Under the indictment, Parker’s actions deprived the victim of his right under the U.S. Constitution to be secure from unreasonable searches and seizures, which includes the right to be free from unreasonable force by someone acting under color of law.
The concern is that, even if a defendant is acquitted of the state charges, he faces a trial on the same actions in federal court. This is not to reflect any sympathy for Parker in facing charges. However, this is a recurring concern among civil libertarians over the erosion of double jeopardy protections. There are obviously different charges raised in the prosecutions, but some civil libertarians have questioned the trend of overlapping jurisdictions. At one time, such cases were addressed as state crimes with rare subsequent federal prosecutions, particularly in cases of discrimination. It is now becoming more common – at least in notorious cases like this one with international implications.
Parker, 26, was previously fired so it is not clear if he can afford counsel in this three-front litigation.

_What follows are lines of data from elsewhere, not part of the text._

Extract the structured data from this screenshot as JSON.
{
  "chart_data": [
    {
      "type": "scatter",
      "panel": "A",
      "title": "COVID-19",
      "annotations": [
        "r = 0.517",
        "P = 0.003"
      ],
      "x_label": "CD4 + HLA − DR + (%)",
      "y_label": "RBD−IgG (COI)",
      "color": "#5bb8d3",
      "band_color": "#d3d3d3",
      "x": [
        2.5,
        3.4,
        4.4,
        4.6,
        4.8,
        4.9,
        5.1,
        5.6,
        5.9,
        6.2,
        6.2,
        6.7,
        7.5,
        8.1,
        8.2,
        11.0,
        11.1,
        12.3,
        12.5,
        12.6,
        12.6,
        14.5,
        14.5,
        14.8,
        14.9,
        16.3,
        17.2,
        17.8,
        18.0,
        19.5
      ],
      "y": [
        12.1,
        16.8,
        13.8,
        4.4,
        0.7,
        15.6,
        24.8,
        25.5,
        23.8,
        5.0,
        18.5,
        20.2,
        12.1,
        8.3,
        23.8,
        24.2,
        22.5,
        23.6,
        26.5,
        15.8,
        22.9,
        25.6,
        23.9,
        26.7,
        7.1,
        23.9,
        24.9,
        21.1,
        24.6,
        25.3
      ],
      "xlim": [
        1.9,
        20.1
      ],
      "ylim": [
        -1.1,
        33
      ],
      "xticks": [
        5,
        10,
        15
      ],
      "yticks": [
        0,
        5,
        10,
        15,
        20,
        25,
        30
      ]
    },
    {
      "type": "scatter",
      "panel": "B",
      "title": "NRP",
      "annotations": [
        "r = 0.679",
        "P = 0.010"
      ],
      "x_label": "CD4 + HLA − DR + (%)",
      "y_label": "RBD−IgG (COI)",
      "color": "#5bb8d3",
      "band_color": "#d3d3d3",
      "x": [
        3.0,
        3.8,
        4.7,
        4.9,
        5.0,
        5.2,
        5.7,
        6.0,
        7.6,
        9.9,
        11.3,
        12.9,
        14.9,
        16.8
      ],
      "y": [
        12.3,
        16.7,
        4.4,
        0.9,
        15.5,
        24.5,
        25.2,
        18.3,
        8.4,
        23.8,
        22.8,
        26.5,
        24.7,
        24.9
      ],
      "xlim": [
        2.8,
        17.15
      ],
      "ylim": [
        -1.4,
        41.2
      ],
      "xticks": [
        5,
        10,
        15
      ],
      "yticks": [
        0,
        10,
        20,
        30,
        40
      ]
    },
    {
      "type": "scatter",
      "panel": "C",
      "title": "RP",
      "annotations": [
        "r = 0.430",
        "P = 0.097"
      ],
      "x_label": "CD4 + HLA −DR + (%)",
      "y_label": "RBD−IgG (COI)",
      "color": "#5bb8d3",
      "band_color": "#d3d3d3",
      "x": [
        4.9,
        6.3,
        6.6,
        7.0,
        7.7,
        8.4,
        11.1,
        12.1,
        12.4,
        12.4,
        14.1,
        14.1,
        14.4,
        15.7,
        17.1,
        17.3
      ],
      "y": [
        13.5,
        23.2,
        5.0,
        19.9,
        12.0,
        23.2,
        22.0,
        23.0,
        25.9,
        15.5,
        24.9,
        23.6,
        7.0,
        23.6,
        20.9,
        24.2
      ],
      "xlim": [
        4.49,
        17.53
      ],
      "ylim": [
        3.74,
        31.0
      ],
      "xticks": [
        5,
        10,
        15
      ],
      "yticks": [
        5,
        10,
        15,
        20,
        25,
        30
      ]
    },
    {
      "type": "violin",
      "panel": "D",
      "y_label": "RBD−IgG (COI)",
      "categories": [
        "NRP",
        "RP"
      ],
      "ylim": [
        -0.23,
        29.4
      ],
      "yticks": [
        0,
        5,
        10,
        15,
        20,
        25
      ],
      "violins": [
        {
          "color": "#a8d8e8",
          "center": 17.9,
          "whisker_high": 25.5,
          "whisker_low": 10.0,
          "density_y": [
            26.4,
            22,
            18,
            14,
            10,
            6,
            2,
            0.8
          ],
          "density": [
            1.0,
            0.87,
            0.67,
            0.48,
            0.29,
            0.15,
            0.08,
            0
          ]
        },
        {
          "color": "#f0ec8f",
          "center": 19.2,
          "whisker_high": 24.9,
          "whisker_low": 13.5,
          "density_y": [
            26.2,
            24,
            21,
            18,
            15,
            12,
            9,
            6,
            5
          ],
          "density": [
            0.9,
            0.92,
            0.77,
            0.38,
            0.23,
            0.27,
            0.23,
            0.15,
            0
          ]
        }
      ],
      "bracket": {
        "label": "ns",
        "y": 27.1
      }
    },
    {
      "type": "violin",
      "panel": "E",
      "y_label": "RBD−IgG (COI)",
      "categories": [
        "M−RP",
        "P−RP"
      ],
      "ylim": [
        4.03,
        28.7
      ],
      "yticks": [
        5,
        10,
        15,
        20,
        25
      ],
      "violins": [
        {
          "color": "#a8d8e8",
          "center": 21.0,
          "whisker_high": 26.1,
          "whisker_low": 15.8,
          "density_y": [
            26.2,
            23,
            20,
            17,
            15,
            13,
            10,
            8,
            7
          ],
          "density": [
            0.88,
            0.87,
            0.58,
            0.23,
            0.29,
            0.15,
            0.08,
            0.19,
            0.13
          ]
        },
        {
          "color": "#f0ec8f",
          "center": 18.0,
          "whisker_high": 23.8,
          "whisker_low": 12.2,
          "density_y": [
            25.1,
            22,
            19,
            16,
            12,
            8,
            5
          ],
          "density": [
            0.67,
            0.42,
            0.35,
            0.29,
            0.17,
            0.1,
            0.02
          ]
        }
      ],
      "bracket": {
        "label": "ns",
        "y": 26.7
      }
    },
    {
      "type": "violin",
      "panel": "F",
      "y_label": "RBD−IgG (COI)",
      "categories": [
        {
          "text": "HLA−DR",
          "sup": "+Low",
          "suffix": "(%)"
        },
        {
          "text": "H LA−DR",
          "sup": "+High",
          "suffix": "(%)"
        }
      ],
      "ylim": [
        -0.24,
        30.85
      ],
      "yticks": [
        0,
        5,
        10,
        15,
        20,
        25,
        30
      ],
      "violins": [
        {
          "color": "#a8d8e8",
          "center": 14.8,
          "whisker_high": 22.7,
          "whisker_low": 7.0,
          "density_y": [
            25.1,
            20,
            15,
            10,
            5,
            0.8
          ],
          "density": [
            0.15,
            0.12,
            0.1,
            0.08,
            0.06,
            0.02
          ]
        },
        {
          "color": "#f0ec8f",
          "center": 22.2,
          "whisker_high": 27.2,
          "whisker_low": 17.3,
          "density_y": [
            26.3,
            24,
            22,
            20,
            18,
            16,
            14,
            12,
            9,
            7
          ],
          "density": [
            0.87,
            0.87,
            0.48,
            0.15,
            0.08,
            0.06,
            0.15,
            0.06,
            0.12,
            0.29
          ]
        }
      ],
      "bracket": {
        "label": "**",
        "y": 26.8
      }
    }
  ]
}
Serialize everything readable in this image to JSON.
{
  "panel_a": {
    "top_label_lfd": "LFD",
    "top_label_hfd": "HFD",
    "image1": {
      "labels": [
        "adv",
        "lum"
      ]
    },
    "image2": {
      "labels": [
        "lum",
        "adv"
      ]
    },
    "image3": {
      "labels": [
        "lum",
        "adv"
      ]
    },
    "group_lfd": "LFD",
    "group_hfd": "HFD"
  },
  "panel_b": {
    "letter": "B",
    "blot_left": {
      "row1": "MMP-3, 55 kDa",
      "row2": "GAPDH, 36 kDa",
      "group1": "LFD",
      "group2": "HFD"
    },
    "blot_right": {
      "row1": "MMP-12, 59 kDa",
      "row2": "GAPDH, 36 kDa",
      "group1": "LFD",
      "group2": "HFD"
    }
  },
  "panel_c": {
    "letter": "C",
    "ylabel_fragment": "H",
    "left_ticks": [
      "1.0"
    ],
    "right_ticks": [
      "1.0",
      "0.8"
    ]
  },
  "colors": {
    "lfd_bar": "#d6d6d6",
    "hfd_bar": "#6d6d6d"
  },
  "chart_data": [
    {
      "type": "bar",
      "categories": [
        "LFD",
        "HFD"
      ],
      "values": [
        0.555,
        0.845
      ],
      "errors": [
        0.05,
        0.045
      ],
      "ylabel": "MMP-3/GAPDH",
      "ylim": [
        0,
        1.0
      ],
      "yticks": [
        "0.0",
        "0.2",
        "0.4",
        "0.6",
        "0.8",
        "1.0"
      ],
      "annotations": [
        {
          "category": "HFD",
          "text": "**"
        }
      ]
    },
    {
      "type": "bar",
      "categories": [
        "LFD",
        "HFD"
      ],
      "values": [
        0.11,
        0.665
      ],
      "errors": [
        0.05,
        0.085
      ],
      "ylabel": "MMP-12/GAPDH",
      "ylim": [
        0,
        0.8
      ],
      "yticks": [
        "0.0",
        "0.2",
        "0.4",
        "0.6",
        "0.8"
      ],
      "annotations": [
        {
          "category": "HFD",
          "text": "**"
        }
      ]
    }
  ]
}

The problem is how to distinguish between federal crimes that are sufficiently distinct not to constitute double jeopardy. The Court has adopted a highly permissive approach that has fueled the increased use of parallel federal prosecutions. The foundation for this rule was laid in Blockburger v. United States, 284 U.S. 299 (1932), where the Supreme Court held that “where the same act or transaction constitutes a violation of two distinct statutory provisions, the test to be applied to determine whether there are two offenses or only one, is whether each provision requires proof of an additional fact which the other does not.” The Supreme Court has also emphasized that as separate sovereign powers, the federal government retains the right prosecute for its own crimes. In United States v. Cruikshank, 92 U.S. 542 (1875), stressed that:
“It is the natural consequence of a citizenship which owes allegiance to two sovereignties, and claims protection from both. The citizen cannot complain, because he has voluntarily submitted himself to such a form of government. He owes allegiance to the two departments, so to speak, and within their respective spheres must pay the penalties which each exacts for disobedience to its laws.”
What do you think of these dual state-federal prosecutions?